The aim of this study was to evaluate whether higher reported accuracy estimates are associated with a shorter time to publication among published imaging diagnostic accuracy studies.


We included primary imaging diagnostic accuracy studies, included in meta-analyses from systematic reviews published in 2015. For each primary study, we extracted accuracy estimates, participant recruitment periods and publication dates. Our primary outcome was the association between Youden's index (sensitivity + specificity -1, a single measure of diagnostic accuracy) and time to publication.
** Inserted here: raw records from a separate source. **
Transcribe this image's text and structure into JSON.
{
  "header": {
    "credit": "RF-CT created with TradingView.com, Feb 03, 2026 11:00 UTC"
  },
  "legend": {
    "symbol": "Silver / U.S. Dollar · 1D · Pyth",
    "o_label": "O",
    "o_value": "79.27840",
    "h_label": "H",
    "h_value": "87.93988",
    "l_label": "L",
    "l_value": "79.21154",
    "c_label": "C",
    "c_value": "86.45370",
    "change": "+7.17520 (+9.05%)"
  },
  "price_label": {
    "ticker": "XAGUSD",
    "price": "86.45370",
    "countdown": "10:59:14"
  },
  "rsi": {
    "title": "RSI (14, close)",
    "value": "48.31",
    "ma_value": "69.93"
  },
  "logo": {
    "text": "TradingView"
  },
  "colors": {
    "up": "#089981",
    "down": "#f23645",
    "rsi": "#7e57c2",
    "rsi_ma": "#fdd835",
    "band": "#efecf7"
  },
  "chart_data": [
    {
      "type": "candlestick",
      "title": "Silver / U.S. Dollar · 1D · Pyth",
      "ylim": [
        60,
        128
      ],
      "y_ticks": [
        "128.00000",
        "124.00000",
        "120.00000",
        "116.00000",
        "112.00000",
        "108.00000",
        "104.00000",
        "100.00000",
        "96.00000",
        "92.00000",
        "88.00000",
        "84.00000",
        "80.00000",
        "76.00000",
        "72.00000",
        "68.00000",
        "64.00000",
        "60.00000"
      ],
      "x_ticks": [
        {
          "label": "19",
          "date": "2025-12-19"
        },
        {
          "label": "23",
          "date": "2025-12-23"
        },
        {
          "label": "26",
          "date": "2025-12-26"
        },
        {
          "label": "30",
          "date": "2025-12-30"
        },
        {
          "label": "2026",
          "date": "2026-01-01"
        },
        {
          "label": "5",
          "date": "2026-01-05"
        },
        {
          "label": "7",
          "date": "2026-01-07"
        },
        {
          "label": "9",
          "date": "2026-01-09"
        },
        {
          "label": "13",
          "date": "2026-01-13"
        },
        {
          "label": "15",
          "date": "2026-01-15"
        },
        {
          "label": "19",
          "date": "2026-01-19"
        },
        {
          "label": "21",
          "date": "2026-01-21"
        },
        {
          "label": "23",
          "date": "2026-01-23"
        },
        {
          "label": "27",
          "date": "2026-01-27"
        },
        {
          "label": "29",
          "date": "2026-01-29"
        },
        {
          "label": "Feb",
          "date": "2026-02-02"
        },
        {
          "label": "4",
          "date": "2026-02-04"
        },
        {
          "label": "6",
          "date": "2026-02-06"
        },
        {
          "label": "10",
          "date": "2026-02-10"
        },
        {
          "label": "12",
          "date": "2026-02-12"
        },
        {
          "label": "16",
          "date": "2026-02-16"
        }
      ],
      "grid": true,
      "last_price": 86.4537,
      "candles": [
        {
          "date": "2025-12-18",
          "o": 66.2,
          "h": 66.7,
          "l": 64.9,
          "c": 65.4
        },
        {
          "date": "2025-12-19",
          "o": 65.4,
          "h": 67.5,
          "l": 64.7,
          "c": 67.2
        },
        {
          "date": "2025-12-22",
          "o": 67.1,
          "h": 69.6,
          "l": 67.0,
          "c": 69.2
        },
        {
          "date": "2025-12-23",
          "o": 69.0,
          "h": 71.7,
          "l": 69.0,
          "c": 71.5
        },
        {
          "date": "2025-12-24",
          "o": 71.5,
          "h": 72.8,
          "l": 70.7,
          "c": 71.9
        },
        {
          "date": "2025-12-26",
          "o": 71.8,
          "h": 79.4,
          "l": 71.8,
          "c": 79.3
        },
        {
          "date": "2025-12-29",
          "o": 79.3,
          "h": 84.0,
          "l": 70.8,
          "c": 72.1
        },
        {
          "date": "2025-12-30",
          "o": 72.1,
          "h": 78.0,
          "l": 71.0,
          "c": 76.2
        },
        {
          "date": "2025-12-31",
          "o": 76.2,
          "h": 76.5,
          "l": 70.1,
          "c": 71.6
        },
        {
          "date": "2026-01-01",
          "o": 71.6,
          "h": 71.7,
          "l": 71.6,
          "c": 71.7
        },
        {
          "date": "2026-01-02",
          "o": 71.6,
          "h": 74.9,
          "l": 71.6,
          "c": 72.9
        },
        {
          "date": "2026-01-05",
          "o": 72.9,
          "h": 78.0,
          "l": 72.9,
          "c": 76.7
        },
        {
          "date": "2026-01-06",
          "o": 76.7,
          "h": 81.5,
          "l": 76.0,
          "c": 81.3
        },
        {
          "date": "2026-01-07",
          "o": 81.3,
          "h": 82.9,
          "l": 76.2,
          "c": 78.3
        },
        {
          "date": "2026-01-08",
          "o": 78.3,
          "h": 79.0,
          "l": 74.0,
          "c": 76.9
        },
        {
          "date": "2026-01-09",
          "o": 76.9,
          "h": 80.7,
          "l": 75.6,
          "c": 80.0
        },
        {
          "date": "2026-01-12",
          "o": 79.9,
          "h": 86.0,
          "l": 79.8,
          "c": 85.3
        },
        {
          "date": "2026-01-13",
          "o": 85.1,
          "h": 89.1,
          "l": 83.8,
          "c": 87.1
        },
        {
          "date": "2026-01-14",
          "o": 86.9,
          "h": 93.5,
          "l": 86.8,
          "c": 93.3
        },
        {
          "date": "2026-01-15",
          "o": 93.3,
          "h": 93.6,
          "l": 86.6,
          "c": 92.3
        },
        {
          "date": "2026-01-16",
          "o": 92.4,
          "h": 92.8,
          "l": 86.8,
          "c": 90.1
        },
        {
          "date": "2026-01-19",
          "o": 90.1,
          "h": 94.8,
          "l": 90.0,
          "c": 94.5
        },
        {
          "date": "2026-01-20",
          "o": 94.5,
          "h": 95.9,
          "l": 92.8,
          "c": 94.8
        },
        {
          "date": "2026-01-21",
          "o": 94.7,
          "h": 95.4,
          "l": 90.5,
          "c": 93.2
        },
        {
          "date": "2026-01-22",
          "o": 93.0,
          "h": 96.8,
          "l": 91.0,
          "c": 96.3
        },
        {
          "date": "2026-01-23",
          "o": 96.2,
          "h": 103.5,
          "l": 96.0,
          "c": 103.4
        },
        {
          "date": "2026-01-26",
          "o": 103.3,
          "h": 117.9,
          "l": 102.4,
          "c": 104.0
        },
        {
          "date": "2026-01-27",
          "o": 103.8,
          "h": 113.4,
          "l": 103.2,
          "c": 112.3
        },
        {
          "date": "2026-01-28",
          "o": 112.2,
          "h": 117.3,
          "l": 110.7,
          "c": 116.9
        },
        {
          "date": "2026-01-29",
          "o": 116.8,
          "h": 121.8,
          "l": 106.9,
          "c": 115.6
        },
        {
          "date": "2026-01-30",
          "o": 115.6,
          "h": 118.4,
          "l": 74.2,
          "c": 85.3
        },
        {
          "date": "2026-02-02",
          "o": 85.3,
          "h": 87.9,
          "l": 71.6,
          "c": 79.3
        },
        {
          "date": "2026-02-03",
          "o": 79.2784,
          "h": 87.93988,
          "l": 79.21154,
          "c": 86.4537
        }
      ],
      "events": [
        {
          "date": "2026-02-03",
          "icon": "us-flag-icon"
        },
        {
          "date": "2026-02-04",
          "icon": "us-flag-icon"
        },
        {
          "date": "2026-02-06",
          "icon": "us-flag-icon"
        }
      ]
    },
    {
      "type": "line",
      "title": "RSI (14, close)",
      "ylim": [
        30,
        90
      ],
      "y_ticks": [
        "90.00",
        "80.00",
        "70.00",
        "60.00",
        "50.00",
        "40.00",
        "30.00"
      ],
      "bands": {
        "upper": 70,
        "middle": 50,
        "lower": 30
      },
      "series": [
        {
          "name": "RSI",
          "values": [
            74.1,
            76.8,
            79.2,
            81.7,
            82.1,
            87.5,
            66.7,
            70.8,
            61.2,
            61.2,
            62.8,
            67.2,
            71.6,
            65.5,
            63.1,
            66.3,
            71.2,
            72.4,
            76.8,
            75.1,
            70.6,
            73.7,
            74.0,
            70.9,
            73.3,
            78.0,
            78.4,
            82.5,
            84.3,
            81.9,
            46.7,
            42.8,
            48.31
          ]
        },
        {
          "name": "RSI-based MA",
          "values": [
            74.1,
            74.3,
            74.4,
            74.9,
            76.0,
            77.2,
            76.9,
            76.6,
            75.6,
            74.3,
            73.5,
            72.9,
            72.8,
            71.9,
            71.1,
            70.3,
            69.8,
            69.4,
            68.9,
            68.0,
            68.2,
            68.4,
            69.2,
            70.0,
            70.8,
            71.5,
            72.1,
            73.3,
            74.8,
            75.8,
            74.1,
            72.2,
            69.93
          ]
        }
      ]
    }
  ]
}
Our sample included 55 meta-analyses and 781 primary studies, of which 238 (30%) were excluded due to missing study dates Youden's index was negatively correlated with time from completion to publication (rho = -0.11; P = 0.009) (Figure 1). This association remained significant in multivariable Cox regression analyses after adjusting for seven study characteristics: the hazard ratio for publication was 1.09 (95% confidence interval 1.03 to 1.16, P = 0.004) per unit increase for logit-transformed estimates of Youden's index (Table 1).


Imaging diagnostic accuracy studies with higher accuracy estimates were weakly associated with a shorter time to publication.

Patient or healthcare consumer involvement:

Reporting bias can seriously affect outcomes in systematic reviews, which is particularly problematic given their high regard in the hierarchy of evidence and their role in facilitating clinical decisions. The weak association between accuracy estimates and time to publication identified in imaging research suggests that the impact on diagnostic accuracy systematic review findings may not be as important as it is in evaluations of therapeutic interventions.